During the great Stimulus Debate there was some argument about whether the cash bonus ($900) would be saved or spent. The government argued that the money would be spent. In our Senate submission Ash de Silva and I referred to this debate (links added):
The Australian Treasury relied on an unpublished study by Christian Broda and Jonathan Parker to support their argument that the tax rebate announced as part of the federal government stimulus package would be spent and not saved.
This particular study investigates the 2008 US$950 tax rebate by comparing spending in households that had received the rebate to spending in households that were eligible to receive the rebate but had not yet actually received the rebate. The econometric test determines whether or not consumption is higher in those households that have received the tax rebate compared to those households that have not received the rebate. It does not test whether the entire tax rebate has been consumed or saved. The study finds that those households that had received the rebate consumed more than those that have not. Unsurprisingly, they find that low income households and liquidity constrained households that had received the rebate spend more than similar households yet to receive the rebate. (They claim that their test shows that low income households have spent more than higher income households, but it is not clear from the reported table that this is the correct interpretation of their results.)
It is important to note that they have found that some of the tax rebate is spent. Of course nobody is suggesting that some of the tax rebate wouldn’t be spent. The debate is about (1) how much would be spent and (2) was this the best way for the government to stimulate the economy? Indeed, Broda and Parker could very easily expand their econometric analysis to determine how much of the US$950 was in fact spent, but do not do so. Rather they provide survey evidence of additional spending. The survey results indicate that US$448 was spent in additional purchases – approximately 48 percent of the US$950. That implies the other 52 percent was saved (at least temporarily). They concluded that ‘the stimulus payments are initially being spent at significant rates’. This is, of course, true; it is also fair to say that the Economic Stimulus Act of 2008 has not succeeded.

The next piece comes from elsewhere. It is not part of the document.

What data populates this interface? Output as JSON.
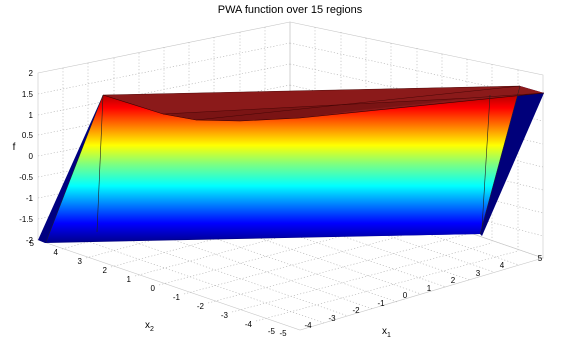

Two things have happened since then: Broda and Parker updated their analysis, and an Australian version of the Broda and Parker paper has appeared (the ANU paper).
Judith has a discussion of that paper in The Australian.
The main result of the ANU paper is summarised by the authors in the following way: “The household consumption response to the bonus payment is insignificant. It is also quantitatively small. For example, the average household, which received a payment of $900, spent in the week of receipt of the payment an additional $1 on non-durables or less than 1 per cent.”
Yes – you read that correctly – out of $900 an addition $1 was spent on non-durable goods. I don’t want to concentrate of Judith’s piece – she can post more on that. I want to point to another scandal – how did the government (and Treasury) come to rely on the original Broda and Parker paper?
If you examine the original five page paper it is very preliminary. The latest version of the paper is 27 pages long plus tables. The original paper contains a (very) incomplete description of the methodology and very basic econometric results. There is a statistically significant difference between spending in households that have received the stimulus payment and those that have not. The revised version is much more sophisticated. The basic result is unchanged. We now know that the there is a statistically significant increase in spending in the week that the household receives the stimulus payment. But, of course, the question is how much additional spending?
On average, we find that household spending rises on receipt of an ESP and remains elevated for some time. Across specifications, we find that households raise their spending on NCP-measured household goods in the week of receipt by roughly 10 percent of average weekly spending, about 1.5 percent of the average ESP, or around $14. This spending effect decays slowly over the following weeks, so that over seven weeks, the receipt of a payment causes 3 to 5 percent more spending, roughly 4 percent of the ESP, or 30 to 50 dollars spent on covered items. There is no significant change in spending prior to receipt, lending support to our methodology.
In this paper the average stimulus payment (labelled ESP) is $902 (in the original version they reported a $950 payment) – so we are looking at $50/902 over a seven week period. In the original study Broda and Parker spoke of a survey augmenting their results showing additional spending. In the second paper they use the survey to provide additional controls but do not refer to additional spending. The other interesting finding is that the ANU paper finds an announcement effect while the Broda and Parker finds none. Both paper claim that result bolsters their argument.
Okay – so here is the rub: Treasury claimed at the original Broda and Parker paper showed that spending would increase but didn’t and couldn’t say by how much. Set aside that Treasury would rely so heavily on what can, at best, be described as an extended abstract and not a peer-reviewed or published paper. The problem here is what Deirdre McCloskey calls Oomph. Broda and Parker claim that the spending they find is economically significant. I’m not convinced but at least they made the argument. I wonder, however, if politicians had been told …
Quick. We have to get people spending and if we give them $900 they’ll rush out during a seven week period and blow $50.
… whether they would have been so keen to spend the money?
As an aside I notice that the ANU paper has not referenced either of the Broda and Parker papers despite using the same methodology and data source (the Australian version of the American consumer panel). That is an oversight that should be corrected.
Update: Barnaby Joyce raised the issue in the Senate.